The wreckage of a World War II German fighter plane, with the remains of the pilot, has been found in Denmark by a schoolboy doing his history homework.
North Jutland teen Daniel Kristiansen had an assignment to study WWII. His father - farmer Klaus Kristiansen - jokingly told his son to "go out and find the plane that is supposed to have crashed in the field". Daniel took him seriously.
Mr Kristiansen told local radio station DR P4 his grandfather had spoken of a German plane crashing in the nearby swampy fields during WWII.
After a few days searching the area with a metal detector, Daniel found some plane debris.
Mr Kristiansen says they tried carefully digging with a borrowed digger.
"More and more parts came up and the further we went, the more we found."
They stopped when they found an entire engine block and bone fragments from a human.
Authorities were called, and an archaeological dig uncovered a Luftwaffe Messerschmidt Bf 109, with the remains of a crew member - presumably the pilot.
"And then we found some personal things - books, a wallet with money," Mr Kristiansen told the BBC.

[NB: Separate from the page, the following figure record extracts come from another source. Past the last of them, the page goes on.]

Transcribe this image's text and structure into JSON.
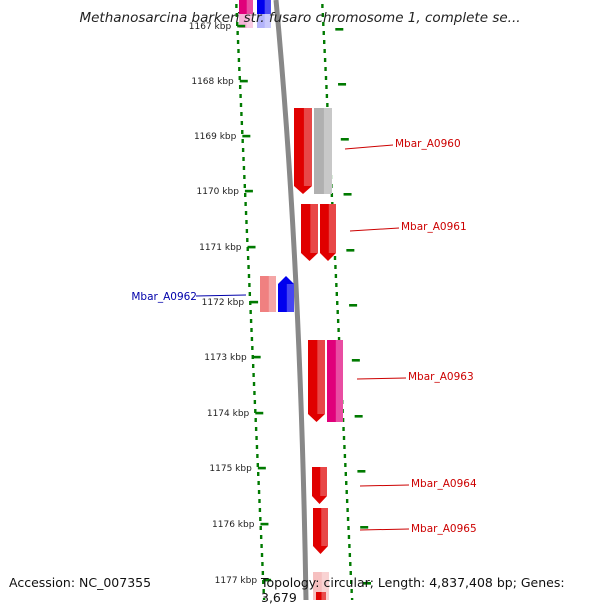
{
  "title": "Methanosarcina barkeri str. fusaro chromosome 1, complete se...",
  "footer": {
    "accession": "Accession: NC_007355",
    "topology": "Topology: circular; Length: 4,837,408 bp; Genes: 3,679"
  },
  "colors": {
    "gene_forward": "#e00000",
    "gene_reverse": "#0000ee",
    "gene_gray": "#b0b0b0",
    "gene_magenta": "#e0007a",
    "gene_pink": "#f08080",
    "backbone": "#888888",
    "tick": "#007a00",
    "label_red": "#cc0000",
    "label_blue": "#0000aa"
  },
  "ticks": [
    {
      "label": "1167 kbp"
    },
    {
      "label": "1168 kbp"
    },
    {
      "label": "1169 kbp"
    },
    {
      "label": "1170 kbp"
    },
    {
      "label": "1171 kbp"
    },
    {
      "label": "1172 kbp"
    },
    {
      "label": "1173 kbp"
    },
    {
      "label": "1174 kbp"
    },
    {
      "label": "1175 kbp"
    },
    {
      "label": "1176 kbp"
    },
    {
      "label": "1177 kbp"
    }
  ],
  "gene_labels": [
    {
      "text": "Mbar_A0960",
      "color": "#cc0000"
    },
    {
      "text": "Mbar_A0961",
      "color": "#cc0000"
    },
    {
      "text": "Mbar_A0962",
      "color": "#0000aa"
    },
    {
      "text": "Mbar_A0963",
      "color": "#cc0000"
    },
    {
      "text": "Mbar_A0964",
      "color": "#cc0000"
    },
    {
      "text": "Mbar_A0965",
      "color": "#cc0000"
    }
  ]
}
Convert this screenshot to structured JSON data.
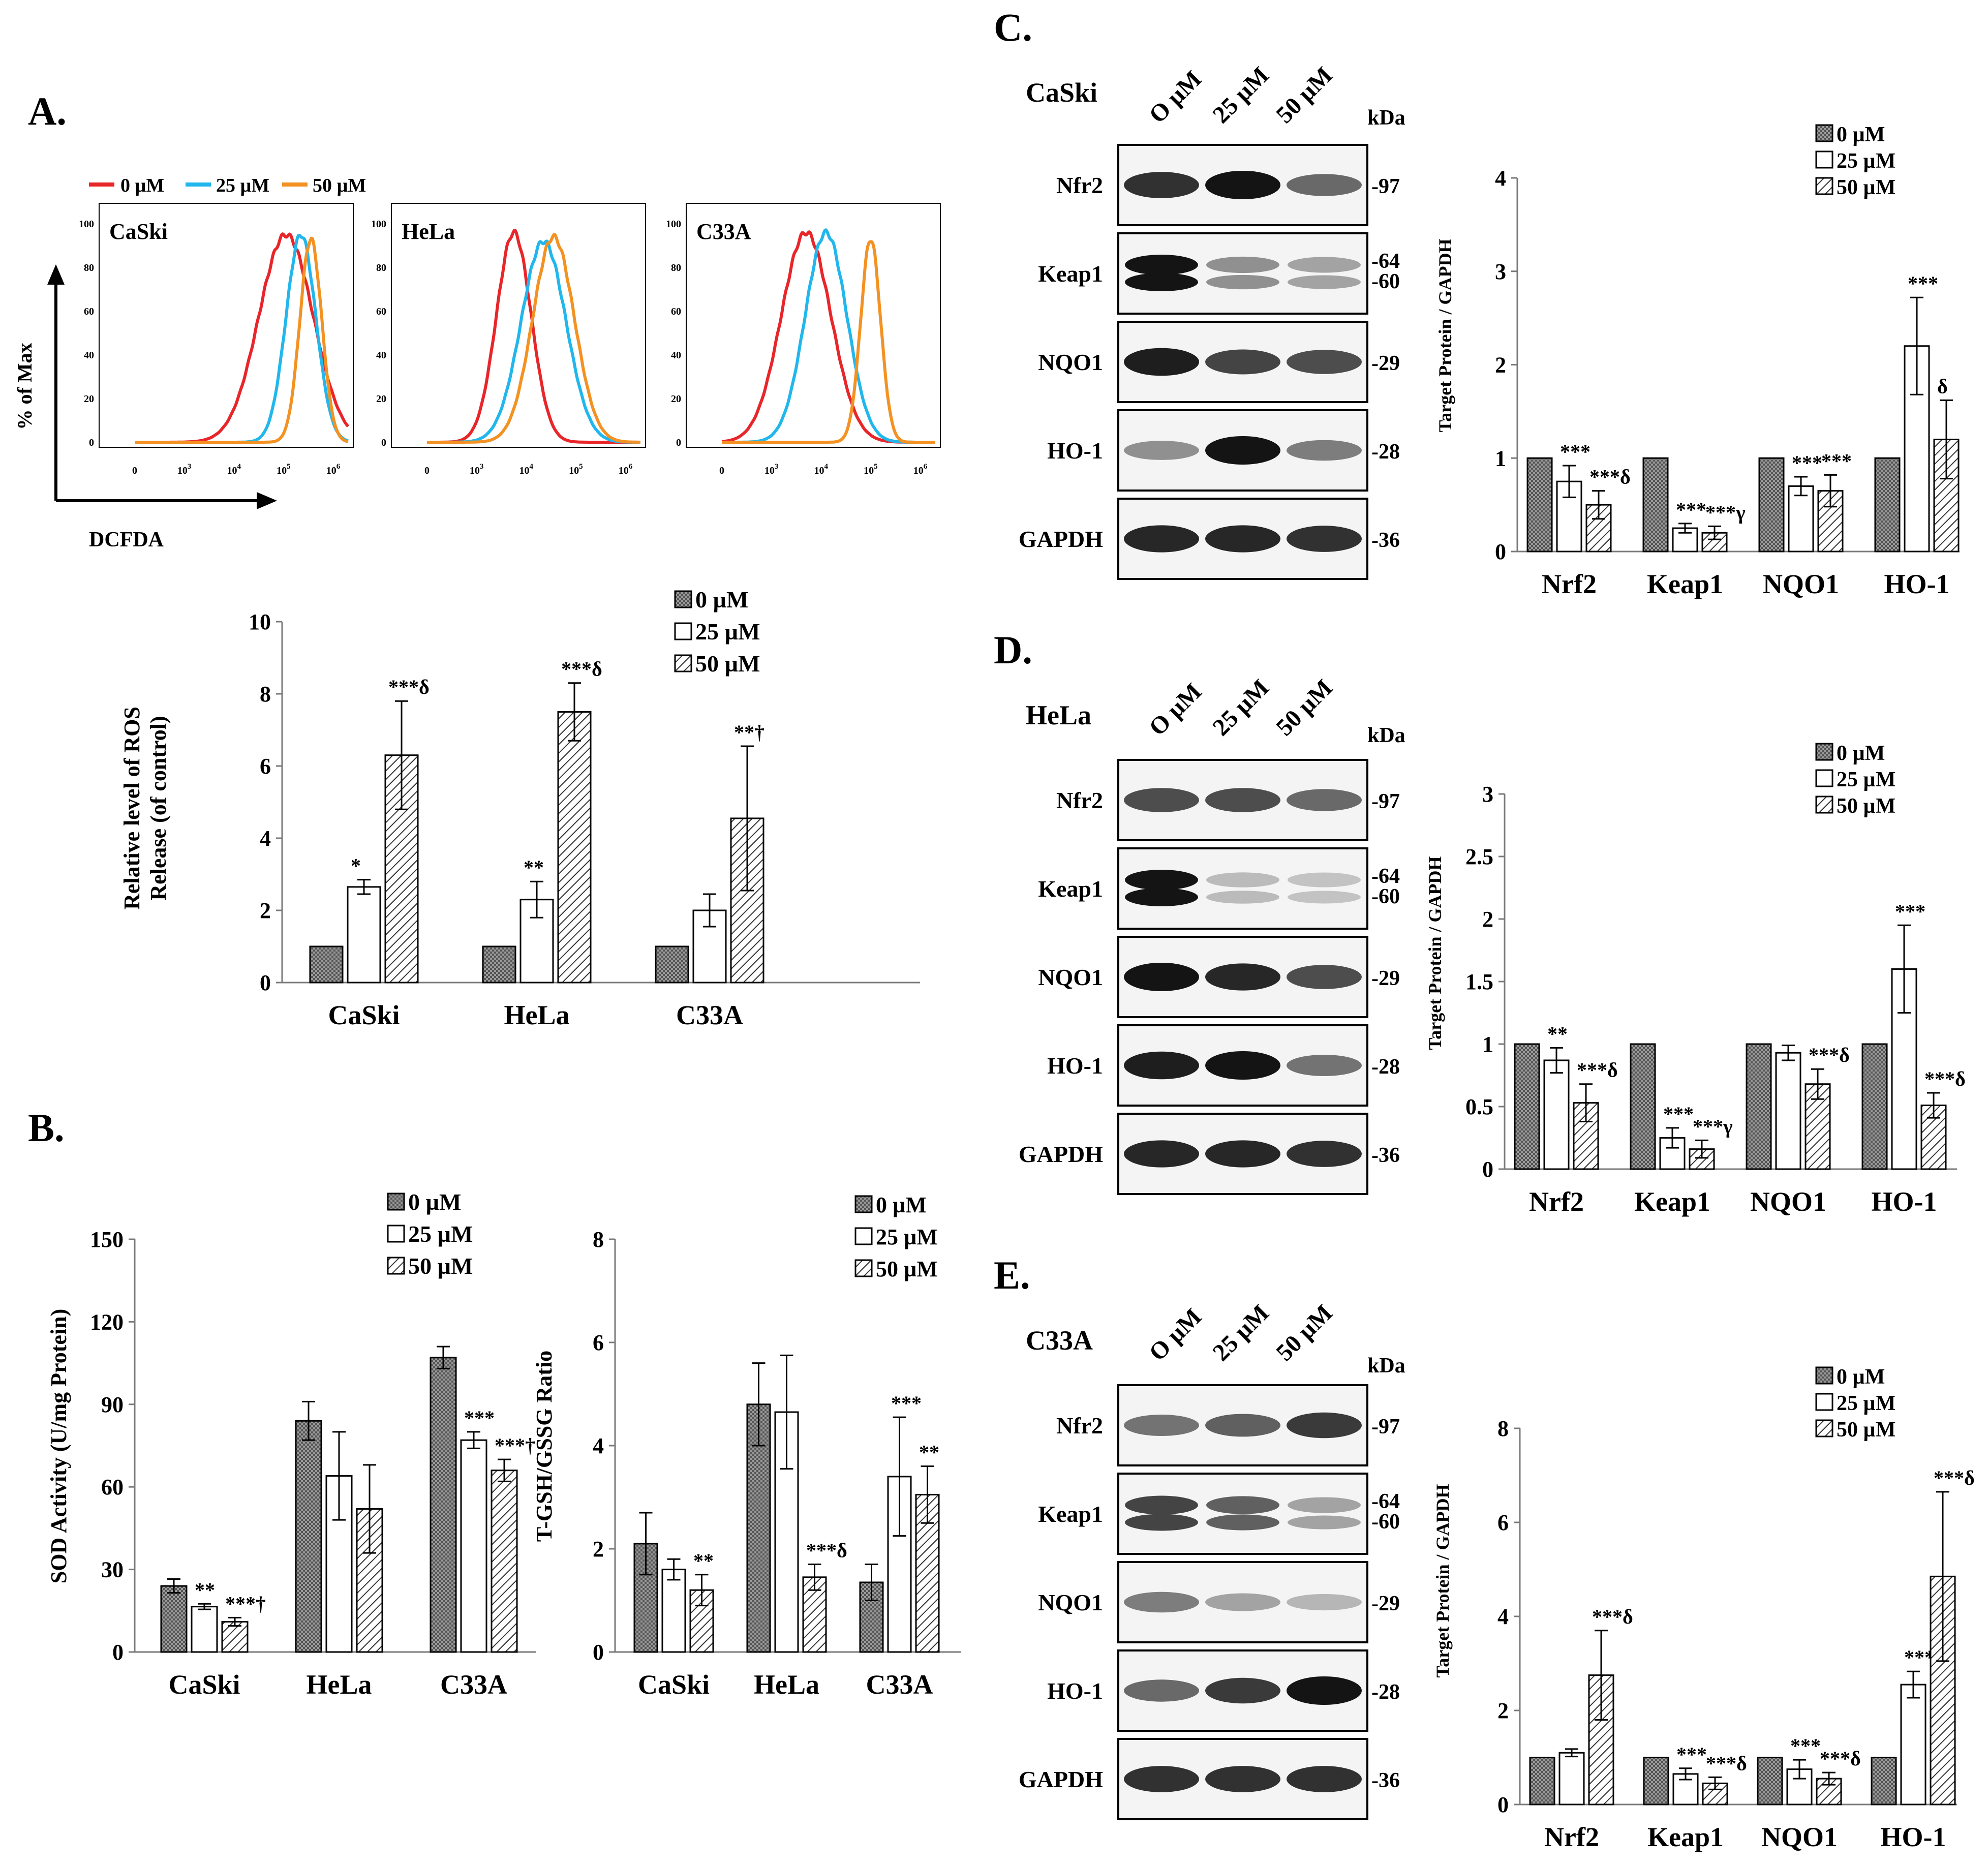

"Either it was a little Bible or it was Mein Kampf - a book in his pocket. We didn't touch it, we just put it in some bags. A museum is now taking care of it. I think there's a lot of information in those papers."
The artefacts were smeared with kerosene when the plane crashed, North Jutland Museum archaeologist Torben Sarauw told DR.
In the wallet were three condoms, cigarette papers and a handful of coins, he said.
"My son now has something to write about for his assignment," Mr Kristiansen said.